Moving data from one hdb to another

I work in a market data team that captures and stores market data, calculates statistics and then provides both the raw data and stats to our clients according to their needs. We handle both real-time and historical data. In an ideal world, you will never have to worry about your historical data but many times, you will find that your historical data is not in the condition you would want it to be. That can be due to several factors including data corruption and inaccuracy. Hopefully, you capture data in multiple environments (UAT, PROD, DR) and don’t just rely on one environment. If data is corrupt in UAT, you can just go ahead and copy it over from PROD/DR.

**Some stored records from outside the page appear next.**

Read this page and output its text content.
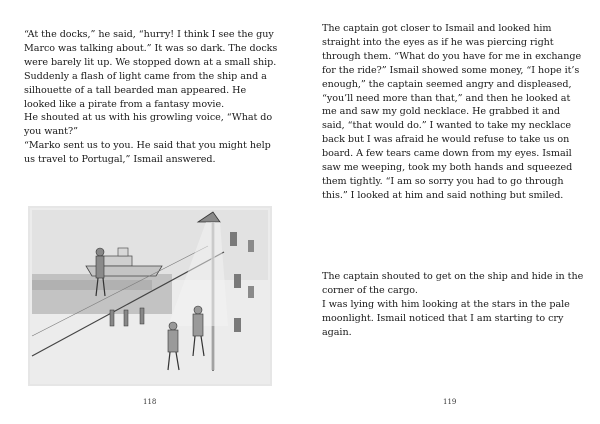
“At the docks,” he said, “hurry! I think I see the guy Marco was talking about.” It was so dark. The docks were barely lit up. We stopped down at a small ship. Suddenly a flash of light came from the ship and a silhouette of a tall bearded man appeared. He looked like a pirate from a fantasy movie.

He shouted at us with his growling voice, “What do you want?”

“Marko sent us to you. He said that you might help us travel to Portugal,” Ismail answered.

118

The captain got closer to Ismail and looked him straight into the eyes as if he was piercing right through them. “What do you have for me in exchange for the ride?” Ismail showed some money, “I hope it’s enough,” the captain seemed angry and displeased, “you’ll need more than that,” and then he looked at me and saw my gold necklace. He grabbed it and said, “that would do.” I wanted to take my necklace back but I was afraid he would refuse to take us on board. A few tears came down from my eyes. Ismail saw me weeping, took my both hands and squeezed them tightly. “I am so sorry you had to go through this.” I looked at him and said nothing but smiled.

The captain shouted to get on the ship and hide in the corner of the cargo.

I was lying with him looking at the stars in the pale moonlight. Ismail noticed that I am starting to cry again.

119
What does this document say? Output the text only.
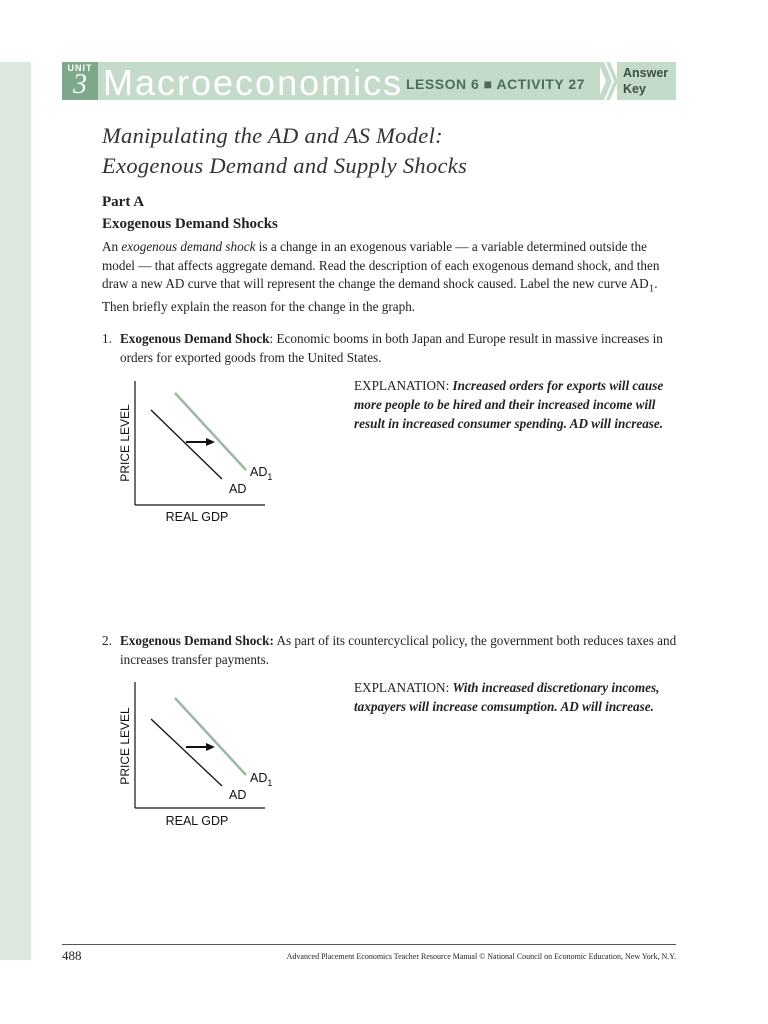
UNIT
3 Macroeconomics LESSON 6 ■ ACTIVITY 27
Answer Key
Manipulating the AD and AS Model:
Exogenous Demand and Supply Shocks
Part A
Exogenous Demand Shocks
An exogenous demand shock is a change in an exogenous variable — a variable determined outside the model — that affects aggregate demand. Read the description of each exogenous demand shock, and then draw a new AD curve that will represent the change the demand shock caused. Label the new curve $AD_1$. Then briefly explain the reason for the change in the graph.
1. Exogenous Demand Shock: Economic booms in both Japan and Europe result in massive increases in orders for exported goods from the United States.
EXPLANATION: Increased orders for exports will cause more people to be hired and their increased income will result in increased consumer spending. AD will increase.
PRICE LEVEL
REAL GDP
AD
$AD_1$
2. Exogenous Demand Shock: As part of its countercyclical policy, the government both reduces taxes and increases transfer payments.
EXPLANATION: With increased discretionary incomes, taxpayers will increase comsumption. AD will increase.
PRICE LEVEL
REAL GDP
AD
$AD_1$
488	Advanced Placement Economics Teacher Resource Manual © National Council on Economic Education, New York, N.Y.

Copying data from one environment to another is not very difficult to understand. You take the data from accurate source, replicate it and then save it down to the destination. Boom, done. If only it was this simple in practice…maybe for real-time data but definitely not historical data. There is a lot that happens in the background when kdb+ writes data down to disk that you may not be aware of. In this blog post, I will discuss how to move data from one hdb to another. 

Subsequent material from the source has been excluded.